The impact of fatigue damage on design of FPSO position mooring systems and specifically slender structure load carrying equipment e.g. mooring chains, wire ropes, synthetic fiber ropes and etc. has changed during the past few decades. The service location of FPSO vessels has moved from shallow water to deep and ultra-deep waters. In case of shallow water mooring systems (except for north Atlantic like environments) strength based design will most likely meet the fatigue requirements. On the other hand in case of deep-water station keeping operations fatigue is becoming the dominant factor in design of mooring systems. This matter asks for development and introduction of more reliable and accurate toolsets and approaches to provide effective, economical and reliable solutions in the future. The aim of this study is to first investigate the accuracy of different spectral fatigue estimation methods in comparison with expected fatigue damage using rainflow counting of stress cycles.
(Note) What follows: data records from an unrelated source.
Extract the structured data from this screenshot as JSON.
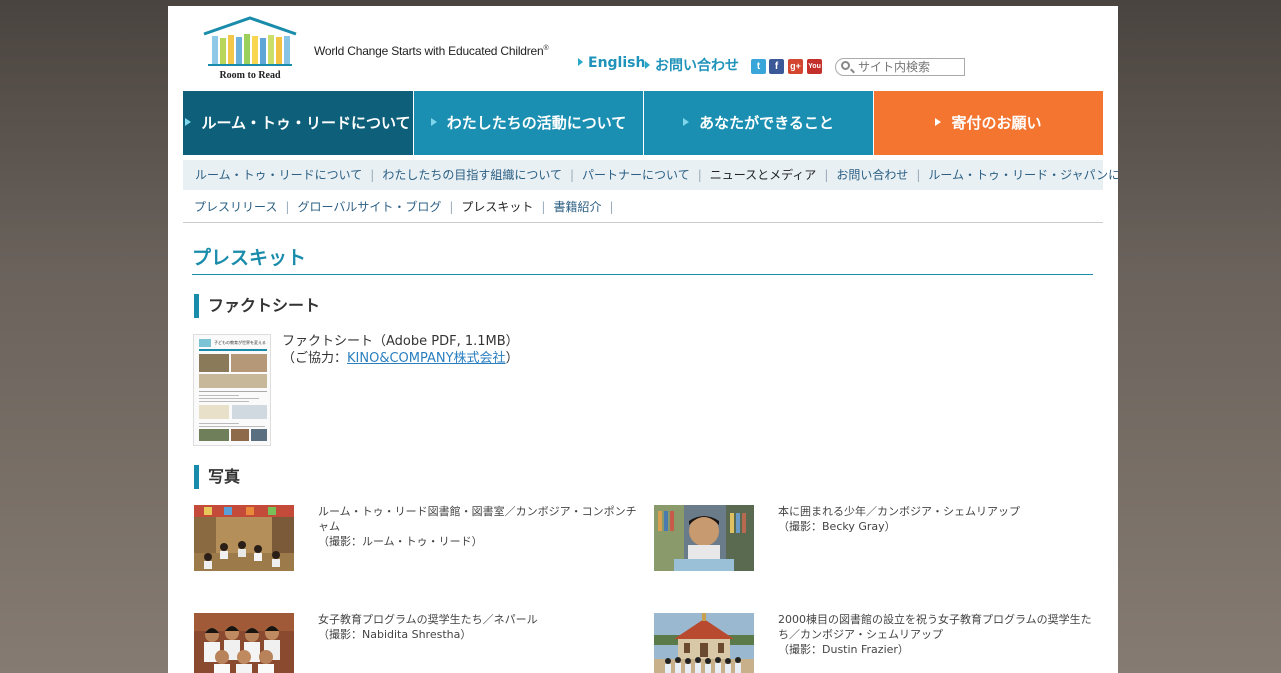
{
  "header": {
    "logo_text": "Room to Read",
    "tagline": "World Change Starts with Educated Children",
    "tagline_mark": "®",
    "links": [
      {
        "label": "English"
      },
      {
        "label": "お問い合わせ"
      }
    ],
    "social": [
      {
        "icon": "twitter-icon",
        "glyph": "t",
        "color": "#3aa5d8"
      },
      {
        "icon": "facebook-icon",
        "glyph": "f",
        "color": "#3b5998"
      },
      {
        "icon": "google-plus-icon",
        "glyph": "g+",
        "color": "#d3462f"
      },
      {
        "icon": "youtube-icon",
        "glyph": "You",
        "color": "#c4302b"
      }
    ],
    "search_placeholder": "サイト内検索"
  },
  "mainnav": [
    {
      "label": "ルーム・トゥ・リードについて",
      "color": "#0e5f7a"
    },
    {
      "label": "わたしたちの活動について",
      "color": "#1a8fb2"
    },
    {
      "label": "あなたができること",
      "color": "#1a8fb2"
    },
    {
      "label": "寄付のお願い",
      "color": "#f47530"
    }
  ],
  "subnav": {
    "row1": [
      "ルーム・トゥ・リードについて",
      "わたしたちの目指す組織について",
      "パートナーについて",
      "ニュースとメディア",
      "お問い合わせ",
      "ルーム・トゥ・リード・ジャパンについて"
    ],
    "row2": [
      "プレスリリース",
      "グローバルサイト・ブログ",
      "プレスキット",
      "書籍紹介"
    ]
  },
  "content": {
    "title": "プレスキット",
    "factsheet_heading": "ファクトシート",
    "factsheet_thumb_title": "子どもの教育が世界を変える",
    "factsheet_line1": "ファクトシート（Adobe PDF, 1.1MB）",
    "factsheet_line2_prefix": "（ご協力：",
    "factsheet_link": "KINO&COMPANY株式会社",
    "factsheet_line2_suffix": "）",
    "photos_heading": "写真",
    "photos": [
      {
        "caption": "ルーム・トゥ・リード図書館・図書室／カンボジア・コンポンチャム",
        "credit": "（撮影：ルーム・トゥ・リード）"
      },
      {
        "caption": "本に囲まれる少年／カンボジア・シェムリアップ",
        "credit": "（撮影：Becky Gray）"
      },
      {
        "caption": "女子教育プログラムの奨学生たち／ネパール",
        "credit": "（撮影：Nabidita Shrestha）"
      },
      {
        "caption": "2000棟目の図書館の設立を祝う女子教育プログラムの奨学生たち／カンボジア・シェムリアップ",
        "credit": "（撮影：Dustin Frazier）"
      }
    ]
  }
}
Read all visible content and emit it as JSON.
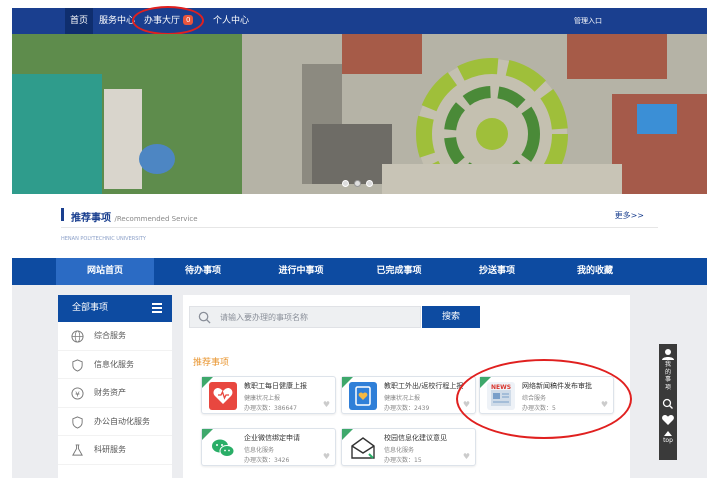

Then two long term fatigue approximation methods, Wiener chaos expansion and Gaussian approximation, are implemented. Wiener chaos expansion is thought to be the solution to a variety of problems. On the other hand utilizing the Gauss approximation formula for this application is considered to be common practice. Here the aim is to compare the two mentioned long-term approximative methods with short-term estimation of fatigue damage i.e. direct rainflow counting and spectral models. Another aspect of the present project is the employed commercial software package DeepC. The software is a time domain coupled analysis toolbox used to extract the force time series on mooring lines.